In the late 80s, Ivan had been at his zenith on the ATP Tour, throwing everything on that elusive Wimbledon title, competing in the semi-final for five consecutive years but with no luck, suffering losses against Boris Becker and Stefan Edberg in 1988, 1989 and 1990.

Lendl at least took the second prize, winning two Queen's titles in 1989 and 1990, playing on an excellent level at this prestigious event in the latter season, dropping 26 games in five encounter and only 11 against Wimbledon champions McEnroe and Becker, defending the title in style and confirming significant progress on the fastest surface over the years.

Between 1985-1993, Lendl and Becker had met 21 times and it was a close rivalry right from the start despite the fact Lendl came victorious in the first four clashes. Becker toppled the Czech in their first three meetings on grass at Wimbledon although it was a different story at Queen's 1990, with Ivan celebrating a 6-3, 6-2 triumph on June 17 to defend the title he lifted 12 months ago and make another significant step in Wimbledon assault.

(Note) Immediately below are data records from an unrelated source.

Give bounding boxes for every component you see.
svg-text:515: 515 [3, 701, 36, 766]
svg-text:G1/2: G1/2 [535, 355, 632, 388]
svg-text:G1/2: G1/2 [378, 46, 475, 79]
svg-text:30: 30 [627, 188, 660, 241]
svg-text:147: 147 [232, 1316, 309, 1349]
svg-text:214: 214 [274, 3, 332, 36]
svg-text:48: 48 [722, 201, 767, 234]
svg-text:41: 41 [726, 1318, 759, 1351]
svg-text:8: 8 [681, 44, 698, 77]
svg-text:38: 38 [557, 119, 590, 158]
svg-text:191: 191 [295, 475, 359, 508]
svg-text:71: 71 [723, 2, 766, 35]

Dominating with his first serve, Lendl fended off all five break points faced in the opening game of the match, playing better and better as the battle progressed to leave Boris miles behind, scoring four breaks and firing around 35 winners to have the upper hand all the time.

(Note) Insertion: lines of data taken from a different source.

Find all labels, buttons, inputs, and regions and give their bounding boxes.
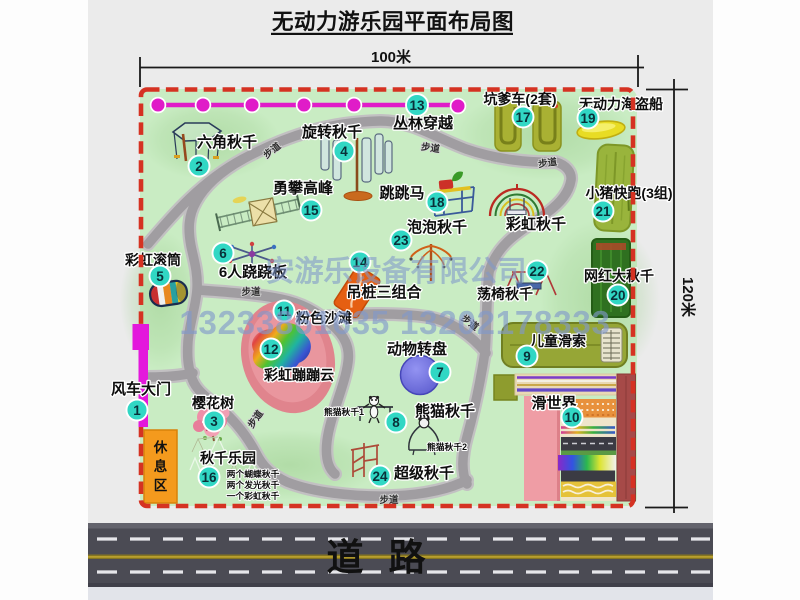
svg-text:跳跳马: 跳跳马 [379,184,424,202]
svg-text:120米: 120米 [679,277,697,318]
svg-text:勇攀高峰: 勇攀高峰 [273,179,334,197]
svg-text:六角秋千: 六角秋千 [197,133,257,151]
svg-text:4: 4 [340,144,348,159]
svg-text:熊猫秋千: 熊猫秋千 [415,402,475,420]
svg-text:19: 19 [580,111,595,126]
svg-text:熊猫秋千2: 熊猫秋千2 [427,441,467,452]
svg-text:24: 24 [372,469,388,484]
svg-text:休: 休 [153,439,168,455]
svg-text:动物转盘: 动物转盘 [387,340,447,358]
svg-text:一个彩虹秋千: 一个彩虹秋千 [227,490,280,501]
svg-text:9: 9 [523,349,531,364]
svg-text:22: 22 [529,264,544,279]
svg-text:荡椅秋千: 荡椅秋千 [477,286,533,302]
svg-text:21: 21 [595,204,611,219]
svg-text:无动力游乐园平面布局图: 无动力游乐园平面布局图 [272,9,514,34]
svg-text:彩虹滚筒: 彩虹滚筒 [124,252,181,268]
svg-text:16: 16 [201,470,217,485]
svg-text:18: 18 [429,195,445,210]
svg-text:20: 20 [610,288,625,303]
svg-text:道: 道 [327,537,364,578]
svg-text:息: 息 [154,458,168,474]
svg-text:坑爹车(2套): 坑爹车(2套) [483,91,556,107]
svg-text:8: 8 [392,415,400,430]
svg-text:23: 23 [393,233,409,248]
svg-text:秋千乐园: 秋千乐园 [200,450,256,466]
svg-text:3: 3 [210,414,218,429]
svg-text:6: 6 [219,246,227,261]
svg-text:7: 7 [436,365,444,380]
svg-text:网红大秋千: 网红大秋千 [584,268,654,284]
svg-text:泡泡秋千: 泡泡秋千 [407,218,467,236]
svg-text:小猪快跑(3组): 小猪快跑(3组) [585,185,672,201]
svg-text:100米: 100米 [371,48,412,66]
svg-text:步道: 步道 [241,286,261,298]
svg-text:风车大门: 风车大门 [111,380,171,398]
svg-text:15: 15 [303,203,319,218]
svg-text:路: 路 [389,537,427,578]
svg-text:樱花树: 樱花树 [192,395,234,411]
svg-text:丛林穿越: 丛林穿越 [393,114,454,132]
svg-text:彩虹蹦蹦云: 彩虹蹦蹦云 [263,367,334,383]
svg-text:熊猫秋千1: 熊猫秋千1 [324,406,364,417]
svg-text:5: 5 [156,269,164,284]
svg-text:安游乐设备有限公司: 安游乐设备有限公司 [265,255,526,288]
svg-text:17: 17 [515,110,530,125]
svg-text:彩虹秋千: 彩虹秋千 [505,215,566,233]
svg-text:10: 10 [564,410,579,425]
svg-text:12: 12 [263,342,278,357]
svg-text:旋转秋千: 旋转秋千 [301,123,362,141]
svg-text:2: 2 [195,159,203,174]
svg-text:13233861635 13202178333: 13233861635 13202178333 [179,304,610,341]
svg-text:区: 区 [154,478,168,493]
svg-text:13: 13 [409,98,425,113]
svg-text:两个发光秋千: 两个发光秋千 [227,479,280,490]
svg-text:两个蝴蝶秋千: 两个蝴蝶秋千 [227,468,280,479]
svg-text:1: 1 [133,403,141,418]
svg-text:超级秋千: 超级秋千 [393,464,454,482]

As was expected, the quickest exchanges up to four strokes decided the winner and Lendl had a massive advantage in those, serving well and using every opportunity on the return to keep Becker off-balance and impose his strokes.

Boris held at love in the opening game with a service winner and grabbed the first three points on Lendl's serve to create three break points. Facing an early setback and the worst possible start of the final, the Czech fired three winners to fend them off, repelling additional two for a crucial hold after an ace to level the score at 1-1.

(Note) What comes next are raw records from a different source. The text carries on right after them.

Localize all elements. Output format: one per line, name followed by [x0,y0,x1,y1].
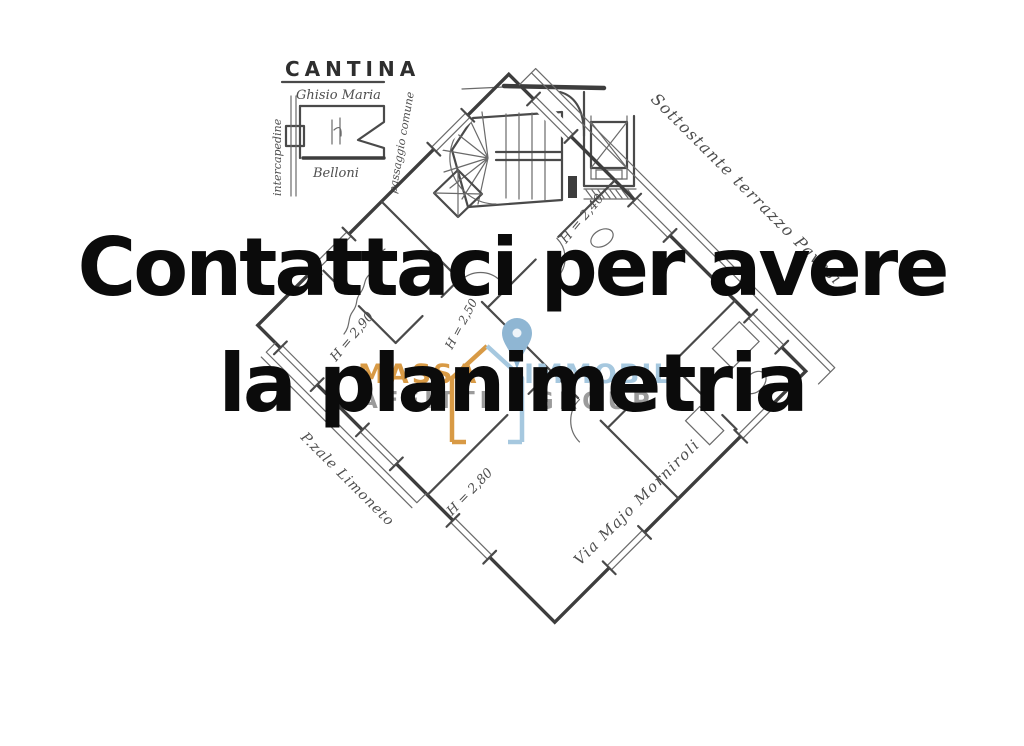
headline-line-1: Contattaci per avere [0,228,1024,308]
cantina-owner-note: Ghisio Maria [296,88,381,103]
cantina-room-note: Belloni [312,166,359,181]
headline-line-2: la planimetria [0,344,1024,424]
cantina-title: CANTINA [285,57,420,81]
height-label: H = 2,80 [443,466,496,520]
cantina-left-note: intercapedine [271,118,284,196]
cantina-room-outline [286,106,384,158]
listing-placeholder-image: CANTINA Ghisio Maria Belloni intercapedi… [0,0,1024,746]
cantina-sketch: CANTINA Ghisio Maria Belloni intercapedi… [271,57,420,196]
wall-stub [568,176,577,198]
landing-hatch [434,170,482,217]
cantina-right-note: passaggio comune [386,90,417,194]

From 40-0 up in the third game, Becker lost five straight points and suffered a break after a loose volley that sent Lendl ahead. The Czech landed an ace in game four for a hold at 15, hitting two unreturned serves in the sixth game to open a 4-2 gap.

Becker couldn't do much in the return games and Lendl brought another game home after an ace for a 5-3, leaving the German to serve to stay in the set. Despite some good holds after that break he experienced, Boris got broken again to hand the opener to Lendl 6-3 after a return winner from the more experienced player who was hoping for more of the same in set number two.

Lend certainly made a good start there, holding at 15 after four winners in the first game and breaking Becker a few minutes later for a considerable advantage. Hitting one winner after another, Ivan raced into a 3-0 lead and an ace in game five pushed him 4-1 up, with his initial shot standing as an unsolved riddle for the German on that day.

Boris finally did more damage on the return in game seven but couldn't create a break point, allowing Lendl to bring it home after two service winners. Three consecutive return winners in the eighth game sealed the deal for the Czech who delivered one of his most notable wins on grass in a career, doing absolutely everything right and leaving Becker far behind in every segment.

Both players struggled to find the first serve although we couldn't have noticed that in Lendl's games after that opening one, never losing serve and keeping the pressure on Becker with brilliant returns and more than 30 winners, outplaying the rival completely to become a two-time Queen's champion.